Beizuschaffendes Polizeiprotokoll

PV

II. Zur Zuständigkeit des UVS:

1) Als Akt unmittelbar verwaltungsbehördlicher Befehls- und Zwangsgewalt kann die Vorführung vor den Arzt und die anschließende Verbringung in eine Anstalt durch ein Organ des öffentlichen Sicherheitsdienstes mit Beschwerde an den UVS gemäß Art 129a Abs 1 Z 2 B-VG bekämpft werden (Kopetzky, Unterbringungsrecht II 540). Nach der Rechtsprechung des VwGH liegt eine Unterbringung im Sinne des UbG nämlich erst vor, wenn eine in eine Anstalt eingelieferte Person durch Anstaltspersonal Einschränkungen in ihrer Bewegungsfreiheit unterworfen wird (VwGH 28.1.1994, JBl 1994, 770).

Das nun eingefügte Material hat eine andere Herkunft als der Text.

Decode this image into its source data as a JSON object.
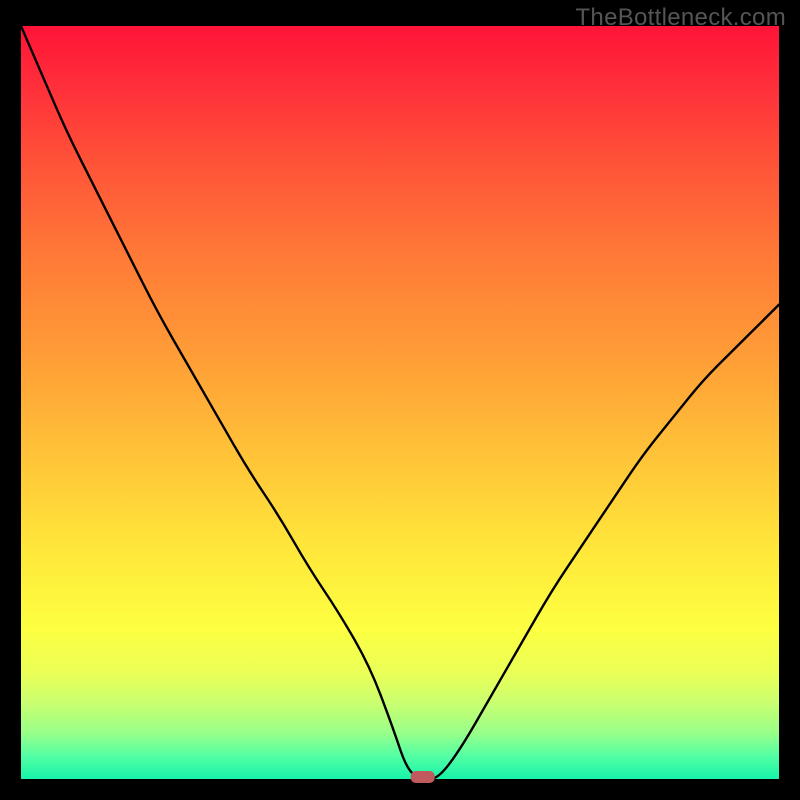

Sämtliche Akte vor der Aufnahme in die Anstalt unterliegen daher nicht der Legaldefinition der "Unterbringung" im Sinne des § 2 UbG, weshalb für die Überprüfung dieser Akte keine Zuständigkeit der Außerstreitgerichte gemäß § 18 UbG besteht. Die Unterbringung vorangegangen sicherheitsbehördlicher Maßnahmen fallen somit in die Zuständigkeit der UVS.

2) Um eine Person gegen ihren Willen in eine Anstalt zu verbringen, ist gem § 8 UbG die Bescheinigung eines im öffentlichen Sanitätsdienst stehenden Arztes oder eines Polizeiarztes über die Voraussetzungen der Unterbringung notwendig. Diese Bescheinigung hat die Verbringung in eine Anstalt zwingend nach sich zu ziehen. Die Bescheinigung stellt somit nicht etwa ein - der Prüfung durch die Behörde unterliegendes - Gutachten dar, da mit ihrer Ausstellung die Entscheidung über die Einlieferung bereits verbindlich getroffen ist. Voraussetzung für die Einlieferung ist nicht das Vorliegen der materiellen Voraussetzungen, sondern die Ausstellung der Bescheinigung. Der Arzt entscheidet somit über die Einlieferung in die Anstalt.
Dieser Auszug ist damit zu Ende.